In a placebo-controlled study (SUMMIT) in subjects with moderate COPD (mean percent postbronchodilator screening FEV1 of 60%, SD 6%), and a history of, or an increased risk of cardiovascular disease, the incidence of pneumonia with FF/VI, FF, VI and placebo was: adverse events (6%, 5%, 4%, 5%); serious adverse events (3%, 4%, 3%, 3%); adjudicated on treatment deaths due to pneumonia (0.3%, 0.2%, 0.1%, 0.2%); the exposure adjusted rates (per 1000 treatment years) were: adverse events (39.5, 42.4, 27.7, 38.4); serious adverse events (22.4, 25.1, 16.4, 22.2); adjudicated on-treatment deaths due to pneumonia (1.8, 1.5, 0.9, 1.4) respectively.

In an integrated analysis of 11 studies in asthma (7,034 patients), the incidence of pneumonia per 1000 patient years was 18.4 for FF/VI 184/22 micrograms versus 9.6 for FF/VI 92/22 micrograms and 8.0 in the placebo group.

^**Fractures

In two replicate 12 month studies in a total of 3,255 patients with COPD the incidence of bone fractures overall was low in all treatment groups, with a higher incidence in all fluticasone furoate/vilanterol groups (2%) compared with the vilanterol 22 micrograms group (<1%). Although there were more fractures in the fluticasone furoate/vilanterol groups compared with the vilanterol 22 micrograms group, fractures typically associated with corticosteroid use (e.g., spinal compression/thoracolumbar vertebral fractures, hip and acetabular fractures) occurred in <1% of the fluticasone furoate/vilanterol and vilanterol treatment arms.

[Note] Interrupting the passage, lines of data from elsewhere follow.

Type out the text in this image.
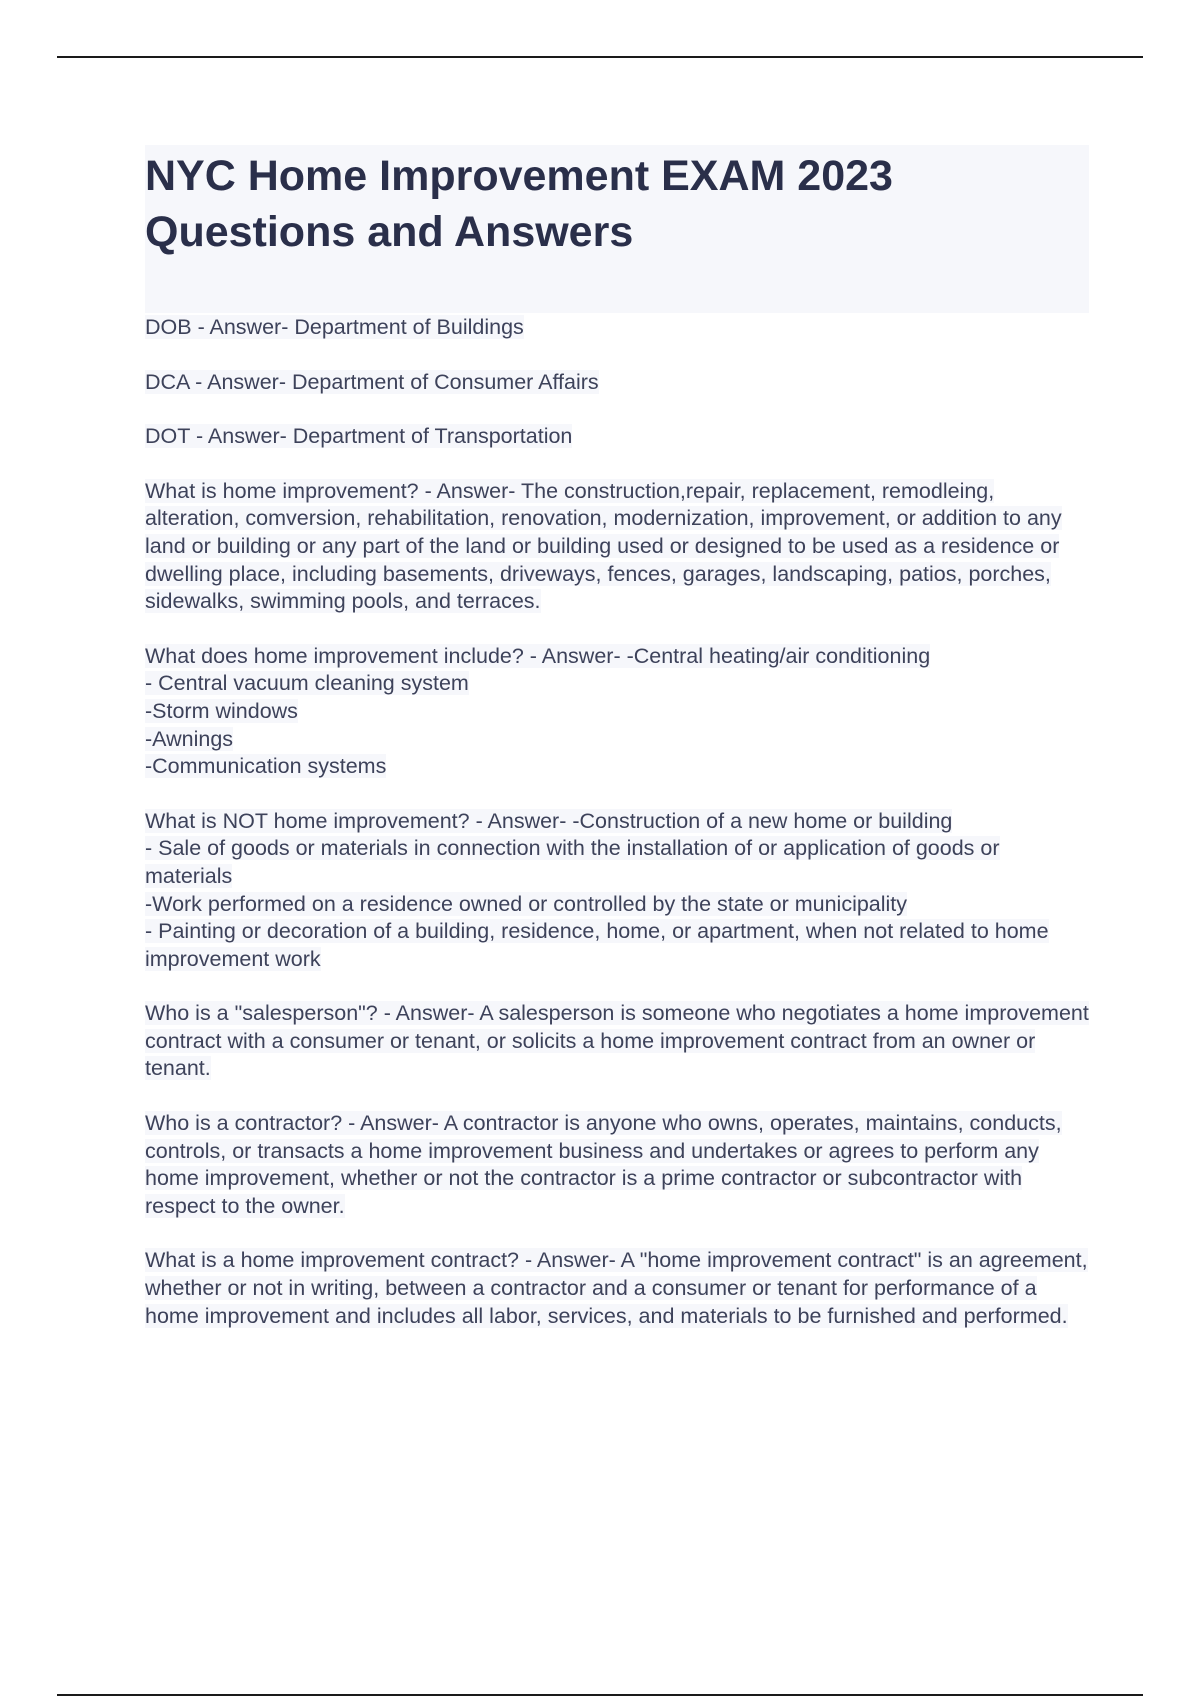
NYC Home Improvement EXAM 2023 Questions and Answers

DOB - Answer- Department of Buildings

DCA - Answer- Department of Consumer Affairs

DOT - Answer- Department of Transportation

What is home improvement? - Answer- The construction,repair, replacement, remodleing, alteration, comversion, rehabilitation, renovation, modernization, improvement, or addition to any land or building or any part of the land or building used or designed to be used as a residence or dwelling place, including basements, driveways, fences, garages, landscaping, patios, porches, sidewalks, swimming pools, and terraces.

What does home improvement include? - Answer- -Central heating/air conditioning
- Central vacuum cleaning system
-Storm windows
-Awnings
-Communication systems

What is NOT home improvement? - Answer- -Construction of a new home or building
- Sale of goods or materials in connection with the installation of or application of goods or materials
-Work performed on a residence owned or controlled by the state or municipality
- Painting or decoration of a building, residence, home, or apartment, when not related to home improvement work

Who is a "salesperson"? - Answer- A salesperson is someone who negotiates a home improvement contract with a consumer or tenant, or solicits a home improvement contract from an owner or tenant.

Who is a contractor? - Answer- A contractor is anyone who owns, operates, maintains, conducts, controls, or transacts a home improvement business and undertakes or agrees to perform any home improvement, whether or not the contractor is a prime contractor or subcontractor with respect to the owner.

What is a home improvement contract? - Answer- A "home improvement contract" is an agreement, whether or not in writing, between a contractor and a consumer or tenant for performance of a home improvement and includes all labor, services, and materials to be furnished and performed.
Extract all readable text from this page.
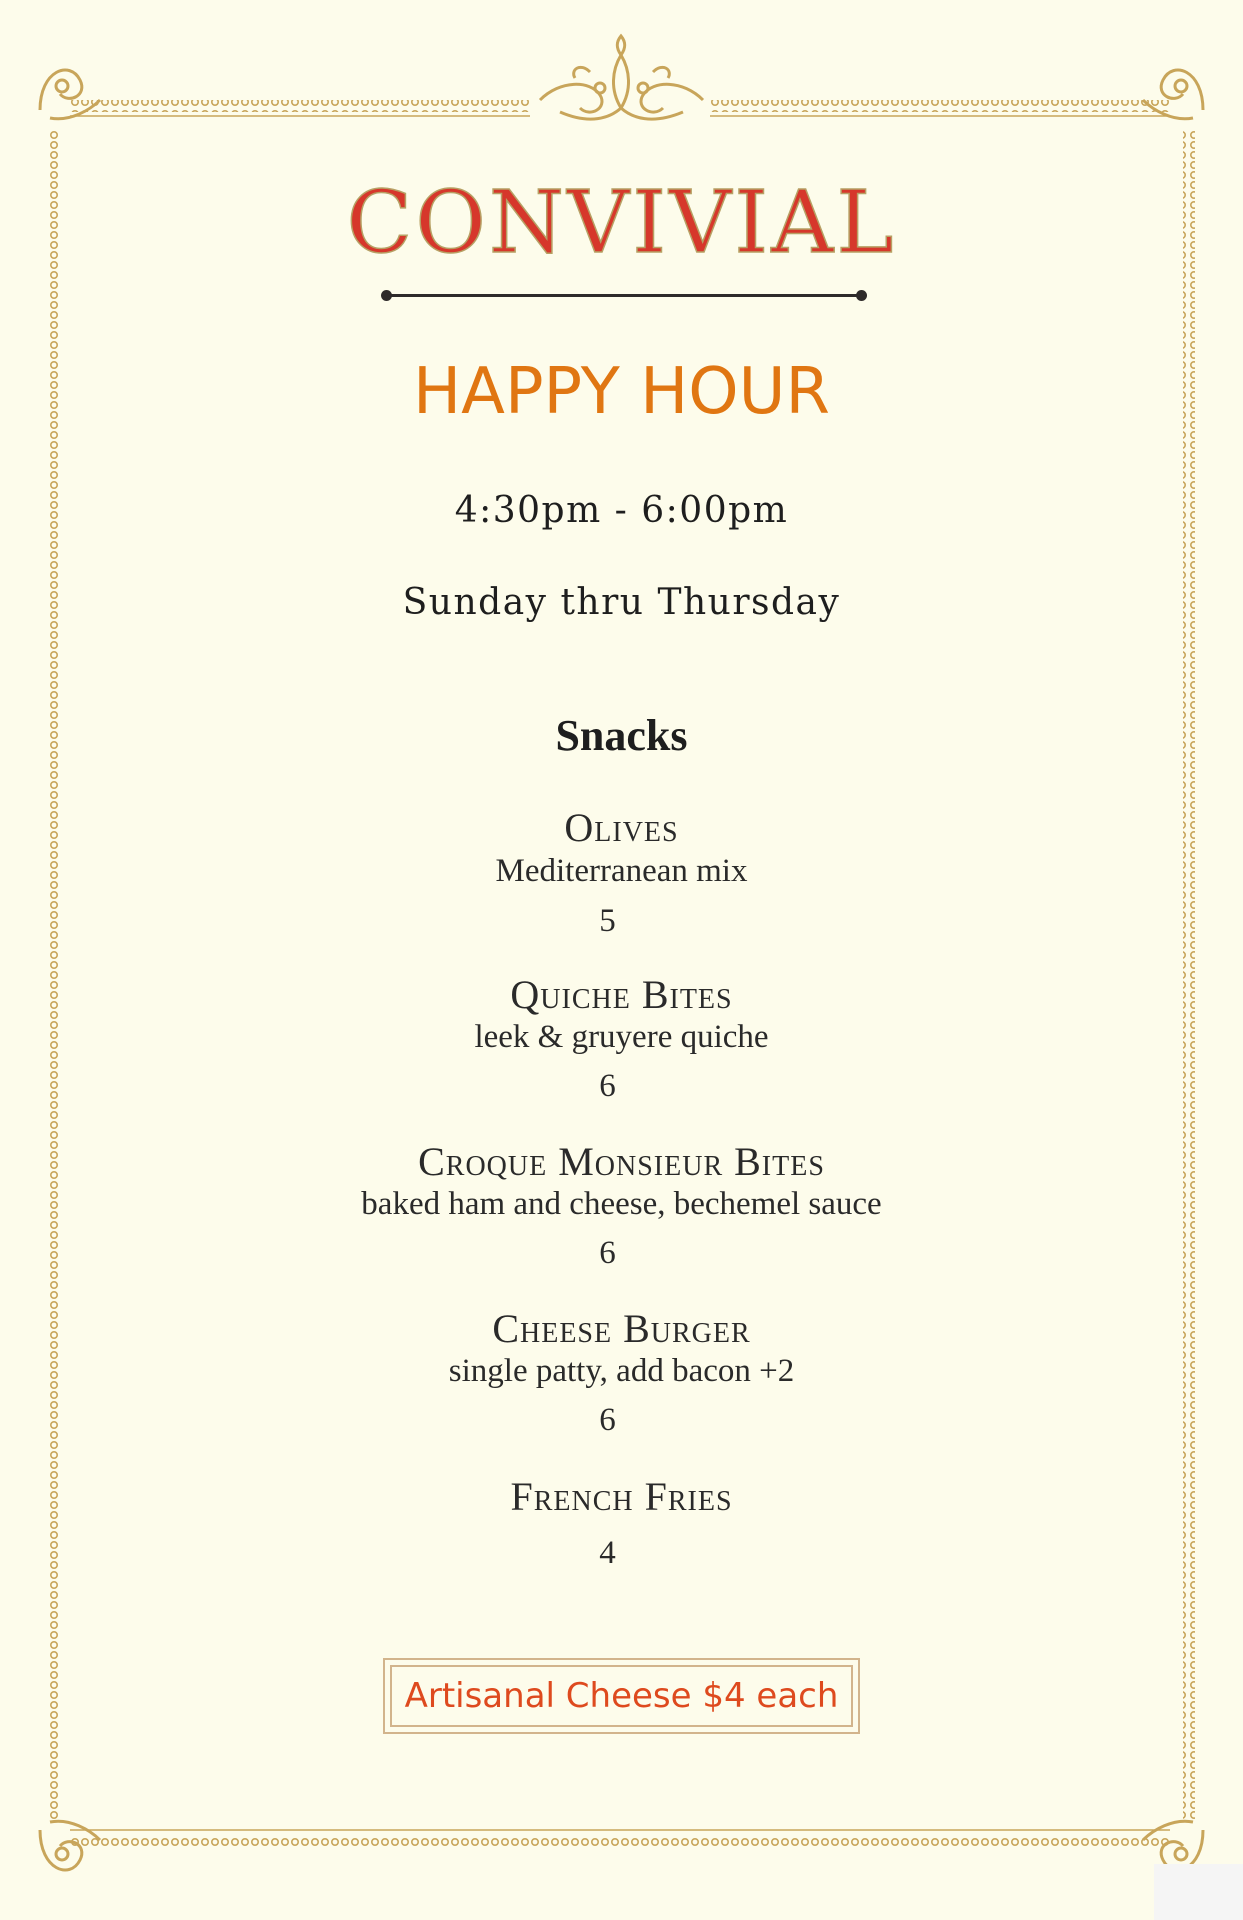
CONVIVIAL
HAPPY HOUR
4:30pm - 6:00pm
Sunday thru Thursday
Snacks
Olives
Mediterranean mix
5
Quiche Bites
leek & gruyere quiche
6
Croque Monsieur Bites
baked ham and cheese, bechemel sauce
6
Cheese Burger
single patty, add bacon +2
6
French Fries
4
Artisanal Cheese $4 each
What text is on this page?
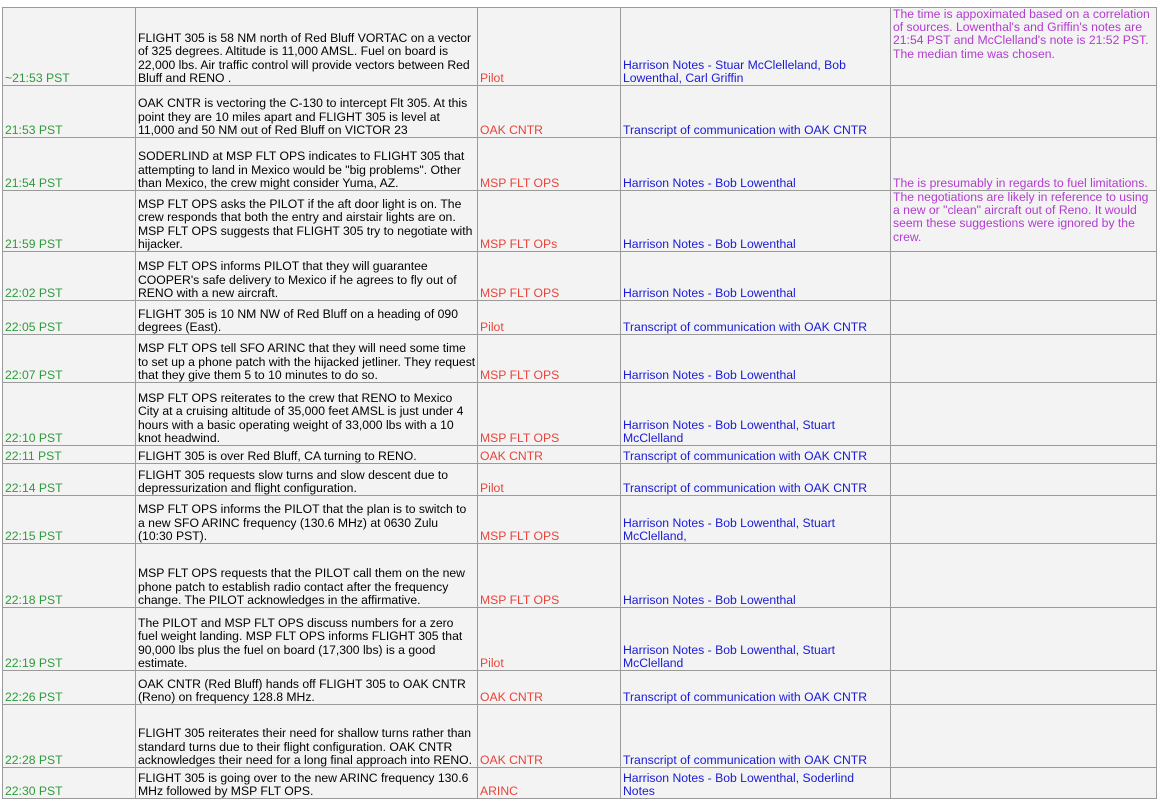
~21:53 PST	FLIGHT 305 is 58 NM north of Red Bluff VORTAC on a vector of 325 degrees. Altitude is 11,000 AMSL. Fuel on board is 22,000 lbs. Air traffic control will provide vectors between Red Bluff and RENO .	Pilot	Harrison Notes - Stuar McClelleland, Bob Lowenthal, Carl Griffin	The time is appoximated based on a correlation of sources. Lowenthal's and Griffin's notes are 21:54 PST and McClelland's note is 21:52 PST. The median time was chosen.
21:53 PST	OAK CNTR is vectoring the C-130 to intercept Flt 305. At this point they are 10 miles apart and FLIGHT 305 is level at 11,000 and 50 NM out of Red Bluff on VICTOR 23	OAK CNTR	Transcript of communication with OAK CNTR	
21:54 PST	SODERLIND at MSP FLT OPS indicates to FLIGHT 305 that attempting to land in Mexico would be "big problems". Other than Mexico, the crew might consider Yuma, AZ.	MSP FLT OPS	Harrison Notes - Bob Lowenthal	The is presumably in regards to fuel limitations.
21:59 PST	MSP FLT OPS asks the PILOT if the aft door light is on. The crew responds that both the entry and airstair lights are on. MSP FLT OPS suggests that FLIGHT 305 try to negotiate with hijacker.	MSP FLT OPs	Harrison Notes - Bob Lowenthal	The negotiations are likely in reference to using a new or "clean" aircraft out of Reno. It would seem these suggestions were ignored by the crew.
22:02 PST	MSP FLT OPS informs PILOT that they will guarantee COOPER's safe delivery to Mexico if he agrees to fly out of RENO with a new aircraft.	MSP FLT OPS	Harrison Notes - Bob Lowenthal	
22:05 PST	FLIGHT 305 is 10 NM NW of Red Bluff on a heading of 090 degrees (East).	Pilot	Transcript of communication with OAK CNTR	
22:07 PST	MSP FLT OPS tell SFO ARINC that they will need some time to set up a phone patch with the hijacked jetliner. They request that they give them 5 to 10 minutes to do so.	MSP FLT OPS	Harrison Notes - Bob Lowenthal	
22:10 PST	MSP FLT OPS reiterates to the crew that RENO to Mexico City at a cruising altitude of 35,000 feet AMSL is just under 4 hours with a basic operating weight of 33,000 lbs with a 10 knot headwind.	MSP FLT OPS	Harrison Notes - Bob Lowenthal, Stuart McClelland	
22:11 PST	FLIGHT 305 is over Red Bluff, CA turning to RENO.	OAK CNTR	Transcript of communication with OAK CNTR	
22:14 PST	FLIGHT 305 requests slow turns and slow descent due to depressurization and flight configuration.	Pilot	Transcript of communication with OAK CNTR	
22:15 PST	MSP FLT OPS informs the PILOT that the plan is to switch to a new SFO ARINC frequency (130.6 MHz) at 0630 Zulu (10:30 PST).	MSP FLT OPS	Harrison Notes - Bob Lowenthal, Stuart McClelland,	
22:18 PST	MSP FLT OPS requests that the PILOT call them on the new phone patch to establish radio contact after the frequency change. The PILOT acknowledges in the affirmative.	MSP FLT OPS	Harrison Notes - Bob Lowenthal	
22:19 PST	The PILOT and MSP FLT OPS discuss numbers for a zero fuel weight landing. MSP FLT OPS informs FLIGHT 305 that 90,000 lbs plus the fuel on board (17,300 lbs) is a good estimate.	Pilot	Harrison Notes - Bob Lowenthal, Stuart McClelland	
22:26 PST	OAK CNTR (Red Bluff) hands off FLIGHT 305 to OAK CNTR (Reno) on frequency 128.8 MHz.	OAK CNTR	Transcript of communication with OAK CNTR	
22:28 PST	FLIGHT 305 reiterates their need for shallow turns rather than standard turns due to their flight configuration. OAK CNTR acknowledges their need for a long final approach into RENO.	OAK CNTR	Transcript of communication with OAK CNTR	
22:30 PST	FLIGHT 305 is going over to the new ARINC frequency 130.6 MHz followed by MSP FLT OPS.	ARINC	Harrison Notes - Bob Lowenthal, Soderlind Notes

For the SUMMIT study, the incidence of all events of fracture with FF/VI, FF, VI and placebo were 2% in each arm; fractures commonly associated with ICS use were less than 1% in each arm. The exposure-adjusted rates (per 1000 treatment years) for all fracture events were 13.6, 12.8, 13.2, 11.5 respectively; fractures commonly associated with ICS use were 3.4, 3.9, 2.4, 2.1 respectively. In an integrated analysis of 11 studies in asthma (7,034 patients), the incidence of fractures was <1%, and usually associated with trauma.